Editorial
Tougher action against environmental polluters
The government should set an example
The recent special drive to bring to book environmental polluters -- in which over 100 polluting units have been fined -- is commendable. Half of the amount in fines is yet to be realised, however. Despite tougher laws and the government's promises of strict action against violators, the evil of pollution continues, causing serious hazards to public health and marine life from industries, especially fabric and dyeing industries and tanneries.
Directives and fines are obviously not enough. Most of the 371 heavy polluter industries that have installed effluent treatment plants (ETP), rarely use them, while 311 severe polluter industries are yet to install the plants in the first place, having failed to meet the deadline of June 30 this year. Final warnings for timebound compliance, if not heeded, may be followed by strict action such as de-licensing defaulting industries, in order to counter their passivity and negligence. Like safety precautions, measures to protect the environment should also be a strict pre-requisite for setting up of industries.
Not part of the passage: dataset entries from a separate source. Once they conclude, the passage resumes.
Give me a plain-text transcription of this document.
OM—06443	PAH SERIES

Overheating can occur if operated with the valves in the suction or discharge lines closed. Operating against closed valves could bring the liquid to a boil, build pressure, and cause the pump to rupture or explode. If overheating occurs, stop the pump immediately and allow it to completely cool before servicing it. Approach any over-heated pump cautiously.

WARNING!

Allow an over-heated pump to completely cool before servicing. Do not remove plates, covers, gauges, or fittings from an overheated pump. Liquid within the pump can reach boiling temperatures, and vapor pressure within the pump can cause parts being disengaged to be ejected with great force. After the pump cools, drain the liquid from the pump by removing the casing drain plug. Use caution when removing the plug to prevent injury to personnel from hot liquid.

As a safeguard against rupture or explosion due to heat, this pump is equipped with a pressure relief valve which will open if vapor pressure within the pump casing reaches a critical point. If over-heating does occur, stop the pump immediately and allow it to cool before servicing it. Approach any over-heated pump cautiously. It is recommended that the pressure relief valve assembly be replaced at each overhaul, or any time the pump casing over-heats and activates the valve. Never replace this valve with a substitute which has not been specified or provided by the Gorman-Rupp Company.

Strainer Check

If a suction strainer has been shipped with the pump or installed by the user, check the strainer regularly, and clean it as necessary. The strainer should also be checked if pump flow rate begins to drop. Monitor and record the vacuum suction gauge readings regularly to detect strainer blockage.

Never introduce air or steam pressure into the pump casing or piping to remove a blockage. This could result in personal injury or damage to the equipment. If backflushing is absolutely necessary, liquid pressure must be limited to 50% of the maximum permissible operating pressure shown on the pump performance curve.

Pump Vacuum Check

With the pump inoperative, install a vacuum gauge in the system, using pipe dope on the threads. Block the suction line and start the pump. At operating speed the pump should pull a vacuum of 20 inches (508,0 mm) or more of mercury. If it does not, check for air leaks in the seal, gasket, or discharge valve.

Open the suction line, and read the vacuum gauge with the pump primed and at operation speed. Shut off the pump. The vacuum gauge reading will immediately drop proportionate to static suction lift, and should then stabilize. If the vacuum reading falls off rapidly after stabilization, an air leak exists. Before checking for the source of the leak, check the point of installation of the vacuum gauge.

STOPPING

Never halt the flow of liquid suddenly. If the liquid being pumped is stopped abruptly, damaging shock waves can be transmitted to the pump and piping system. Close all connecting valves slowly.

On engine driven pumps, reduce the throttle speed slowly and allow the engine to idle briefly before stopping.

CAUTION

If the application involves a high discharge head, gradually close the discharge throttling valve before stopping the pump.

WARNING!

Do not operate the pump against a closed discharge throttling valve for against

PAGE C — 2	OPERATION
A key concern in the recent action against environmental polluters is pressure from political high-ups, which is getting in the way of tougher action being taken against owners of many industries who are former lawmakers or who have connections to current ones. However, the fact that some of them have been fined for the first time ever is a positive sign.
While the government has pledged to take any action necessary to protect the environment, it is yet to take any concrete decisions. The plan to relocate tanneries and the Export Processing Zone (EPZ) in separate industrial zones remains unimplemented as legal cases drag on almost indefinitely. The industries' demands for government loans to set up ETPs as well as the government's plans to set up centralised ones in industrial zones are yet to be realised. There also lies a hitch in the fact that many government-owned and government-operated industries such as Bangladesh Small and Cottage Industries Corporation (BSCIC) and some EPZs themselves do not have ETPs. Before demanding it of private industries, the government would do well to set an example of doing the needful itself.
Not only tougher laws but their strict enforcement, as well as concrete long-term plans are necessary to counter not only industrial pollution but environmental damage in general. And the government must be the one to not only make the laws, but also to set an example of following them.